Anne Chemin– Vous avez étudié la période de la fin du XIXe siècle et du début du XXe. Y a-t-il, à cette époque, dans le mouvement socialiste, des débats sur les migrations ?
Nicolas Delalande – Entre la création de la Ire Internationale, en 1864, et la première guerre mondiale, cinquante ans plus tard, la solidarité avec les travailleurs étrangers est une question cruciale pour le mouvement ouvrier.
D’abord parce que cette époque correspond à une phase d’intense mondialisation : en raison de la baisse des coûts du transport, la mobilité de la main-d’œuvre européenne et asiatique est très forte.
Ensuite parce qu’apparaissent, dans ces années-là, le syndicalisme et les premières grandes mobilisations ouvrières, notamment en Angleterre : pour briser les grèves, certains patrons font venir de Belgique ou d’Allemagne, parfois pour quelques semaines, une main-d’œuvre étrangère que les ouvriers anglais appellent les black legs et les ouvriers français les « sarrasins ». Ces travailleurs étrangers sont accusés de faire le jeu des capitalistes en acceptant des salaires plus bas et des conditions de travail difficiles.
Quelle est la position des socialistes face à cette mobilité ?
Les internationales (la IIe est fondée en 1889) sont favorables à la mobilité, mais à condition qu’elle profite aux ouvriers, pas aux capitalistes. Pour Karl Marx et Friedrich Engels, l’internationalisme est la clé du succès de la lutte des classes : puisque les capitalistes se coordonnent à l’échelle internationale, il faut que les ouvriers en fassent autant.

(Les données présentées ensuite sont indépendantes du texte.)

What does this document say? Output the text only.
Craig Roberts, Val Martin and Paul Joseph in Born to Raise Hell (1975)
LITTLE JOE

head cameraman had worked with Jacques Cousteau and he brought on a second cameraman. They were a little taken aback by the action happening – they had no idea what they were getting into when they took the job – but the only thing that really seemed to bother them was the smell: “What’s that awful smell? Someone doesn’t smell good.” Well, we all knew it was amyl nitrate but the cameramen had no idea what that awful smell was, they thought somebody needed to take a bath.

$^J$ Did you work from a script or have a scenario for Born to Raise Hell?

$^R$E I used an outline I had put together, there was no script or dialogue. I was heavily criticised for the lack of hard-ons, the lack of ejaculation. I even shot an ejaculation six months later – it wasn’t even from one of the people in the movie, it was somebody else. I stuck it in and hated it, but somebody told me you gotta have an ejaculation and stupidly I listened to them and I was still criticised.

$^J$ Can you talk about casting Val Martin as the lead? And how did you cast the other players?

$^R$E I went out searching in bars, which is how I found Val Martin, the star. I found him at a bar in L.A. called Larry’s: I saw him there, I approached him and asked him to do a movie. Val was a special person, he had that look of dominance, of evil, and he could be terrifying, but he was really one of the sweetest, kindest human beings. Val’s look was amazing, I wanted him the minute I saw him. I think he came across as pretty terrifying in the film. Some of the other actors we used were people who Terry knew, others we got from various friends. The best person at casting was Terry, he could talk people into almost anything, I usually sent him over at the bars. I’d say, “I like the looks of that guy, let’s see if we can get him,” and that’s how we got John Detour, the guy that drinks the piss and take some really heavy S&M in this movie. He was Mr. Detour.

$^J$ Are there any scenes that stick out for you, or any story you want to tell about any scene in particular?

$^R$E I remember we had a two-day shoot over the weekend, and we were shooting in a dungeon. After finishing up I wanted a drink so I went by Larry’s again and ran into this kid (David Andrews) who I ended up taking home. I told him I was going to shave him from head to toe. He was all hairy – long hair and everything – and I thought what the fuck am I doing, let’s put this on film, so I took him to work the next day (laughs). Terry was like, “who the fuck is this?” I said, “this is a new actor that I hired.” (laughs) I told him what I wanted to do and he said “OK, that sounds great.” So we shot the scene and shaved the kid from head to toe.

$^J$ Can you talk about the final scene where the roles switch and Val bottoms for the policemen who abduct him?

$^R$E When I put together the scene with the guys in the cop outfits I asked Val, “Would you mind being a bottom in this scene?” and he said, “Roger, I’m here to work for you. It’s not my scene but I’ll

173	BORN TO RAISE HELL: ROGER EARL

Les syndicats de l’époque instaurent donc des caisses de secours pour soutenir les mouvements de grève mais ils veulent aussi prévenir les travailleurs étrangers qu’ils risquent, en servant de renforts, de briser la logique syndicale et de desservir la lutte collective. La solidarité internationale est pensée comme un moyen d’échapper à la concurrence déloyale au sein même de la classe ouvrière : l’horizon de l’internationalisme, c’est l’égalisation, par-delà les frontières, des conditions de travail et de rémunération de tous les ouvriers.
Comment cette situation évolue-t-elle au tournant du siècle ?
A partir des années 1880, les solidarités de classe s’affirment, en même temps que se renforcent les appartenances nationales. La situation économique se dégrade et le protectionnisme prend son essor, ce qui encourage une certaine hostilité ouvrière à l’égard des étrangers, notamment en France, qui est le seul grand pays d’immigration européen à l’époque – en 1901, on dénombre 300 000 Italiens et presque autant de Belges. Des émeutes contre les Belges éclatent ainsi en 1892 à Lens, contre les Italiens à Aigues-Mortes en 1893.
L’internationalisme est en outre concurrencé, à l’époque, par la « nationalisation » des acteurs ouvriers : la priorité des socialistes est alors de constituer des partis nationaux et de participer aux élections. Les Etats commencent aussi à développer une ébauche de politique sociale – Bismarck, pour des raisons stratégiques, instaure des assurances sociales obligatoires dans les années 1880.
L’Internationale socialiste reste attachée à la mobilité, bien sûr, mais elle insiste pour que les ouvriers étrangers soient intégrés dans le « creuset » des syndicats nationaux, qui permet à la fois de mener des luttes collectives et de surmonter la méfiance et la peur. En 1914, les socialistes et les syndicats échouent à empêcher la guerre. La solidarité ouvrière internationale n’est pas morte cependant : le communisme la ravive dès les années 1920.